Calpurnius et Némésianus, qui ont vécu trois cents ans après Virgile, ont quelquefois suivi assez heureusement ses traces : leurs églogues sont peu connues, et la plupart ne méritaient guère de l'être. Il existe aussi un certain poète bucolique qui se nommait Baptiste le Mantouan. Sa patrie est tout ce qu'il avait de commun avec Virgile.

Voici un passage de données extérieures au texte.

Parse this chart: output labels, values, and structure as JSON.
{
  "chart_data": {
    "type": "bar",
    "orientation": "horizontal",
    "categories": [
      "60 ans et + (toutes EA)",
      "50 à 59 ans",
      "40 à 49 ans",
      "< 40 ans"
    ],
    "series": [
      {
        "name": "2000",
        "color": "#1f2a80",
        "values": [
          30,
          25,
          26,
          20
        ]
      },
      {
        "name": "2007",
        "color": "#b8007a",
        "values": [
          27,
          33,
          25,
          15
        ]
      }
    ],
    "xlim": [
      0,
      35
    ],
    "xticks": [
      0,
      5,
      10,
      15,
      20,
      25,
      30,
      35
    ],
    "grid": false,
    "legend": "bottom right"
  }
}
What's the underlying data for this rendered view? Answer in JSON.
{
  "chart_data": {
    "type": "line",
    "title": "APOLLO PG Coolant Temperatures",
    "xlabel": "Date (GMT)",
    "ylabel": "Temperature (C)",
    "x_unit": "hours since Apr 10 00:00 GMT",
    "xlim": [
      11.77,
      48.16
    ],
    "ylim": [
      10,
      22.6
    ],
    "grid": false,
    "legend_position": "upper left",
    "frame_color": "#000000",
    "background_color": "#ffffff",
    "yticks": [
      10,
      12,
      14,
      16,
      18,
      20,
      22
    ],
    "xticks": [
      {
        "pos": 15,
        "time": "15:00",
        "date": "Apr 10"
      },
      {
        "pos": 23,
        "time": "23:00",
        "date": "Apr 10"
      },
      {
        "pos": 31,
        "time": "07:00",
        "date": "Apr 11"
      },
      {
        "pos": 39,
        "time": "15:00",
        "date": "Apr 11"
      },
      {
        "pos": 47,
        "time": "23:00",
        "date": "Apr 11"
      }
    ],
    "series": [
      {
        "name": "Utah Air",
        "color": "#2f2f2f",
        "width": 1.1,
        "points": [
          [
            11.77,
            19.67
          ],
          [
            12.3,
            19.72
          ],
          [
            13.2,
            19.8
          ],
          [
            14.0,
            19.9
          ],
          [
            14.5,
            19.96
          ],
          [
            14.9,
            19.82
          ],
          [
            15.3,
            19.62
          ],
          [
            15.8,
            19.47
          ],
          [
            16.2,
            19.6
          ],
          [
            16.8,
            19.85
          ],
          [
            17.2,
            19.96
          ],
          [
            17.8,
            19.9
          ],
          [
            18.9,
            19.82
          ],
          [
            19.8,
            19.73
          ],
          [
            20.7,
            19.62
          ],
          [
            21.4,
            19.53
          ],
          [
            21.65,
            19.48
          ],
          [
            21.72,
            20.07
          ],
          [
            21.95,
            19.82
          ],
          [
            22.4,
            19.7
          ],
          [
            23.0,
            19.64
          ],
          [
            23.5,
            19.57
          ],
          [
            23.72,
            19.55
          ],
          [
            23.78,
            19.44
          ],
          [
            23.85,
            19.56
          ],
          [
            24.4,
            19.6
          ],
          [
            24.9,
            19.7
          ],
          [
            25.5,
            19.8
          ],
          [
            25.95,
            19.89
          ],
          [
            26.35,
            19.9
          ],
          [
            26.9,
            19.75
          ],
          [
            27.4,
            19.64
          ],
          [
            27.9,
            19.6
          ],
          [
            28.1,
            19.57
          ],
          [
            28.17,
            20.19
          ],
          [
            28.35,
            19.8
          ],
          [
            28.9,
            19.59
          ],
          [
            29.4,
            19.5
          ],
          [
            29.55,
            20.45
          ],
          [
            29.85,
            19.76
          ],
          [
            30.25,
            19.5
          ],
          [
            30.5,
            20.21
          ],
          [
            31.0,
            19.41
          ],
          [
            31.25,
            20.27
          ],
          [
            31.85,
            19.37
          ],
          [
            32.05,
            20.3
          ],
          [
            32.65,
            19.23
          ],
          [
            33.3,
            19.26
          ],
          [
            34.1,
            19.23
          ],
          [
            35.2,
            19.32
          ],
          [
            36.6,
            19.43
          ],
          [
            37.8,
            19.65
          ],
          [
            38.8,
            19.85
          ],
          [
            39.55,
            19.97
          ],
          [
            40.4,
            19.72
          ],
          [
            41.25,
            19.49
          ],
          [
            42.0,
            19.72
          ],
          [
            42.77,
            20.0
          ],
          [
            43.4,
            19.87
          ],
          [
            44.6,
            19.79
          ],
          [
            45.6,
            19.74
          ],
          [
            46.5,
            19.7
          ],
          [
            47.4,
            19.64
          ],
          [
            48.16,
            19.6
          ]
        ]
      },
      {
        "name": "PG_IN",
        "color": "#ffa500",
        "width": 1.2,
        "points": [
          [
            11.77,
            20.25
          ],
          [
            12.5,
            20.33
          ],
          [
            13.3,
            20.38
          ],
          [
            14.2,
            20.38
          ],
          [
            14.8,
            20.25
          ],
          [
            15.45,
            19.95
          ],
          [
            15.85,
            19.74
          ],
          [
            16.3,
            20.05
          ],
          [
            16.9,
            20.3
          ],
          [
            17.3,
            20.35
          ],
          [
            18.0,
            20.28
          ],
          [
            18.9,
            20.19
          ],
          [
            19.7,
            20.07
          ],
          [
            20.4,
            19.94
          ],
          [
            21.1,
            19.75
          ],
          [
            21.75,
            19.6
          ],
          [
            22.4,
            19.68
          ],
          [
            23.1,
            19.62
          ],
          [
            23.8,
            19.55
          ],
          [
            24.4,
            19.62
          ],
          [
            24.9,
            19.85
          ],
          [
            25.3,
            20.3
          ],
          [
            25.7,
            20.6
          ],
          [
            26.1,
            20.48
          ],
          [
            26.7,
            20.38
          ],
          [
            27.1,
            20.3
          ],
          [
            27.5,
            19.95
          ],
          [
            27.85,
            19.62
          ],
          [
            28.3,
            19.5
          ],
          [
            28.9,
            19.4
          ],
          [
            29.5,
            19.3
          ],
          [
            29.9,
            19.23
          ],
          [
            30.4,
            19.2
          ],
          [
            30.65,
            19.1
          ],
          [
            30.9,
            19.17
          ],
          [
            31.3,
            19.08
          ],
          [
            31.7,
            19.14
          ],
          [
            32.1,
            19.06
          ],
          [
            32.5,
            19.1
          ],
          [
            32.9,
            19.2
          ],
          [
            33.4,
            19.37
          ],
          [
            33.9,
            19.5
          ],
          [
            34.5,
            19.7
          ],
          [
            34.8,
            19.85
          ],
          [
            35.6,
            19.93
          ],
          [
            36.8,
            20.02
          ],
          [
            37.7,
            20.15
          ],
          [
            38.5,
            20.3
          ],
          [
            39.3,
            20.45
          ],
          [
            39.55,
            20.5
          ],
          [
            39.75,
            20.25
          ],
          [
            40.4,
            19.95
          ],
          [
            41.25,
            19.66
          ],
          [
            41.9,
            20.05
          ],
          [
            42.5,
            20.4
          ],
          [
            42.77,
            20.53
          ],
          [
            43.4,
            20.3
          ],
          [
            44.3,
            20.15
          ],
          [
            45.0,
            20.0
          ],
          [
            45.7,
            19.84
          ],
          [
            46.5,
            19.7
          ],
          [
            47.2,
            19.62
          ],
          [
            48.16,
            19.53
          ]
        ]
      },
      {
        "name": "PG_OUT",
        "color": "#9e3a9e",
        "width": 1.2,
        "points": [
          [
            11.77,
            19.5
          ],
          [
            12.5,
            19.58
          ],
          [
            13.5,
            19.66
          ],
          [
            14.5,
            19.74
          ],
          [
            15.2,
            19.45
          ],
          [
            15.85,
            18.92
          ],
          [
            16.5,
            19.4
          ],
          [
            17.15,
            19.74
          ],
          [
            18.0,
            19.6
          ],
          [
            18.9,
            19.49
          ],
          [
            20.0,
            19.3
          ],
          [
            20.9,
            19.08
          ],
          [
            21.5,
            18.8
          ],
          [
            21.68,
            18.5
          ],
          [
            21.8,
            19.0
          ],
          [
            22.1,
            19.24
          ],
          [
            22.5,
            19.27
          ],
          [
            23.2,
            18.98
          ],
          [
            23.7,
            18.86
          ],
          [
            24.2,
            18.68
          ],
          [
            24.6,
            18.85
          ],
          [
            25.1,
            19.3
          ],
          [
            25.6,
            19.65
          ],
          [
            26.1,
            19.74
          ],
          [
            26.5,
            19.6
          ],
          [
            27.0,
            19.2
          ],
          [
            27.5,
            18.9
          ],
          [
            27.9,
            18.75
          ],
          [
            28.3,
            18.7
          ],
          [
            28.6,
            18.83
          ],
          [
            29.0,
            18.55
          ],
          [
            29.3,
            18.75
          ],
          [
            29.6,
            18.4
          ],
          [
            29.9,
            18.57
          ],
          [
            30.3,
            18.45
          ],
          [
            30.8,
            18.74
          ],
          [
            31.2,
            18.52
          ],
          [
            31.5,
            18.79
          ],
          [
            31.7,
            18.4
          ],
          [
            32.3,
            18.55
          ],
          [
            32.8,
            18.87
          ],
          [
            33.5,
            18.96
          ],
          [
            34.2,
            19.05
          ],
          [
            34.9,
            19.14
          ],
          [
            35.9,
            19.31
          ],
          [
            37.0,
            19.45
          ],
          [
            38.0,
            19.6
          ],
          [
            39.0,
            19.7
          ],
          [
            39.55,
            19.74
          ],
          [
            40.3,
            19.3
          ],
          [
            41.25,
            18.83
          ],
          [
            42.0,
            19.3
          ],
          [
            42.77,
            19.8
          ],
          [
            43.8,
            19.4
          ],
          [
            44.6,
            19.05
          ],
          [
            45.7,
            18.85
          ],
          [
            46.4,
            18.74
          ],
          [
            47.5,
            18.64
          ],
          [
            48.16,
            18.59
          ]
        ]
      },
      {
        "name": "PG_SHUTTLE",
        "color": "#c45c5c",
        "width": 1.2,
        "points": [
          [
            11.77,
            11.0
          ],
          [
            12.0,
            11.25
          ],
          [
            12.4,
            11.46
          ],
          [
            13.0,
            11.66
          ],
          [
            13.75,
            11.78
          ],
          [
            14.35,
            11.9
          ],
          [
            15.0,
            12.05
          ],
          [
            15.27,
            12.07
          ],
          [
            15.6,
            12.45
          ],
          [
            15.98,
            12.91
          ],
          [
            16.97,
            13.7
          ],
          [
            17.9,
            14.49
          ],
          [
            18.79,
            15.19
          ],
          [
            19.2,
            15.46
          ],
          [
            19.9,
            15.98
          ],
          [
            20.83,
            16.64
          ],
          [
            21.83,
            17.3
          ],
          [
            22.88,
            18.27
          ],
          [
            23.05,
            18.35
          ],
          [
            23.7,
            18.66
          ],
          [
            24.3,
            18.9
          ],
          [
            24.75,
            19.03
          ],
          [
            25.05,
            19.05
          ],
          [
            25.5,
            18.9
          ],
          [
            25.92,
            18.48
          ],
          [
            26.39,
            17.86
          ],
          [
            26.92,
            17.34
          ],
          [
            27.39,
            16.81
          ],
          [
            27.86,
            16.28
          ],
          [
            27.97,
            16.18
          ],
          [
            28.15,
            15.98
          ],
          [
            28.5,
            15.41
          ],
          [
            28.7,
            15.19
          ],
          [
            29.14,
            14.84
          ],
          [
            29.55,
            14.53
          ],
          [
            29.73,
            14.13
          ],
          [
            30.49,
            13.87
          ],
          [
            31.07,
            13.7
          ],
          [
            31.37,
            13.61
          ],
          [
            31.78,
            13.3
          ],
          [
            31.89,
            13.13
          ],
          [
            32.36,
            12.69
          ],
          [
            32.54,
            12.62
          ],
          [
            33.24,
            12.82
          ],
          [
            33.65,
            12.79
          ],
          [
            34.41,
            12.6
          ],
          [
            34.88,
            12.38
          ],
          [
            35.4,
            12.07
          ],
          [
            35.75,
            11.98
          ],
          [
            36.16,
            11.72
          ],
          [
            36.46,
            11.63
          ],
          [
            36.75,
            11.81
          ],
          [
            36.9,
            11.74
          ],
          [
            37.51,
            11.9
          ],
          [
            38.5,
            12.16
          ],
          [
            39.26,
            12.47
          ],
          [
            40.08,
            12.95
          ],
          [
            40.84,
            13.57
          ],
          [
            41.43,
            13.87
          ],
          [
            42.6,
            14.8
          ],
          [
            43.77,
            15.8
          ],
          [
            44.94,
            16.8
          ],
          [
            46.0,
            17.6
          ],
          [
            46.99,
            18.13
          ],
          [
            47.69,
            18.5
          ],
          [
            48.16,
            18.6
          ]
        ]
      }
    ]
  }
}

De toutes les nations modernes l'Italie est celle qui a le plus cultivé la poésie pastorale, et dont le génie en est le plus éloigné. Sannazar n'introduit dans ses pastorales que des pêcheurs qui discutent longuement: Guarini, Bonarelli, cavalier Marin ont presque toujours sacrifié dans l'idylle le naturel à la recherche, le sentiment au bel esprit : le Tasse lui-même dans Aminte, et surtout dans Sylvie, n'est pas toujours exempt de ce reproche. Parmi nous Marot, Ronsard, Racan, Segrais ont composé des idylles. Marot y est souvent très-mauvais plaisant : il suffit de citer

ces vers:

Coignac s'en coigne en sa poitrine blême;
Romorantin sa perte rémémore.

Anjou fait joug, etc.

Cela peut donner une idée des calembourgs du siècle de François I.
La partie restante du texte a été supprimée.